Estudo relaciona risco de demência a nitrato na água potável

Um estudo de longo prazo realizado por pesquisadores da Edith Cowan University (ECU) e do Danish Cancer Research Institute (DCRI) revelou que a origem do nitrato na dieta pode influenciar o risco de demência. A pesquisa, que acompanhou mais de 54 mil adultos dinamarqueses por até 27 anos, sugere que o nitrato proveniente de vegetais está associado a um menor risco de desenvolvimento da doença, enquanto o nitrato de fontes animais e da água potável pode aumentar esse risco.

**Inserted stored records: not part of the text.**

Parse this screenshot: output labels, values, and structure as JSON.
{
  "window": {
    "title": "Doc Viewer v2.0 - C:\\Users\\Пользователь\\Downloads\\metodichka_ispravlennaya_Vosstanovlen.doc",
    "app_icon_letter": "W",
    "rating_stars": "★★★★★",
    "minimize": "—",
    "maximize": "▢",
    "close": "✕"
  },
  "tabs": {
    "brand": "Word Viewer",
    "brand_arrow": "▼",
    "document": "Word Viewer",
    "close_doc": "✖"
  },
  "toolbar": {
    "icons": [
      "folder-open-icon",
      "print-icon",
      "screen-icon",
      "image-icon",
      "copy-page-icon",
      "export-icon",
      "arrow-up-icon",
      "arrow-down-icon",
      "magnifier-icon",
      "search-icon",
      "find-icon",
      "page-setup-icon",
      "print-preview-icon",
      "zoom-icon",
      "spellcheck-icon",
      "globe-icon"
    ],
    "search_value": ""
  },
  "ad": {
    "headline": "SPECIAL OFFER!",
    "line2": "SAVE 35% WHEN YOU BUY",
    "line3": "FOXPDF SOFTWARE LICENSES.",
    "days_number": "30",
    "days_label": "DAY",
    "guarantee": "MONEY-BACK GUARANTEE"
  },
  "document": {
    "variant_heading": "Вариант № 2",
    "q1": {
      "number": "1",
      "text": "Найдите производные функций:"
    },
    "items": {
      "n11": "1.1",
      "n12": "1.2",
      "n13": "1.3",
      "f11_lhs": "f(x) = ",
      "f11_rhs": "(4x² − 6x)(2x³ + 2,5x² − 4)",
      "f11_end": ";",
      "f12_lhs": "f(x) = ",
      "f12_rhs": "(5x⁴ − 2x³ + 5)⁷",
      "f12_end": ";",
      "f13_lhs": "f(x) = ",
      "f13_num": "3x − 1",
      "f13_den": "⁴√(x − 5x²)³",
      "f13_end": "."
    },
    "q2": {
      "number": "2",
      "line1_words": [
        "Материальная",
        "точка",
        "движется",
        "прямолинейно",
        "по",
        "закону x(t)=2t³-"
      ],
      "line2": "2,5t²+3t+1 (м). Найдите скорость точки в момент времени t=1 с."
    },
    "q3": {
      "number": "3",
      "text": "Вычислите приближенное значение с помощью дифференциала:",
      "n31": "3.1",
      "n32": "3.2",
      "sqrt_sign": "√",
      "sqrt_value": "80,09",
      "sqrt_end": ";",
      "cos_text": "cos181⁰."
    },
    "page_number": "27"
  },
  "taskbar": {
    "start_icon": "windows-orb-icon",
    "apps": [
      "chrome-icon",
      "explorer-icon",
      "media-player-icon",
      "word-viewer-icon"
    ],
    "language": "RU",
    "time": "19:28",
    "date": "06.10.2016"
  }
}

Pesquisa revela impacto do nitrato na saúde cerebral
Os resultados do estudo indicam que a ingestão de nitrato de vegetais, como a quantidade encontrada em uma xícara de espinafre por dia, está ligada a um risco reduzido de demência. Em contrapartida, a ingestão elevada de nitrato e nitrito proveniente de carnes vermelhas, carnes processadas e água potável está associada a um aumento do risco. A professora associada da ECU, Catherine Bondonno, destacou que a combinação de nitrato, vitaminas e antioxidantes presentes nos vegetais pode contribuir para a saúde cerebral.
Nitrato de vegetais associado a menor risco de demência
O estudo sugere que o consumo de vegetais ricos em nitrato pode ajudar a formar o óxido nítrico, um composto benéfico, enquanto a ingestão de alimentos de origem animal pode aumentar a formação de substâncias potencialmente prejudiciais, como as N-nitrosaminas. Bondonno afirmou que a adoção de uma dieta com maior quantidade de vegetais e menor consumo de carnes vermelhas e processadas é uma abordagem sensata, respaldada por outras pesquisas sobre dieta e saúde.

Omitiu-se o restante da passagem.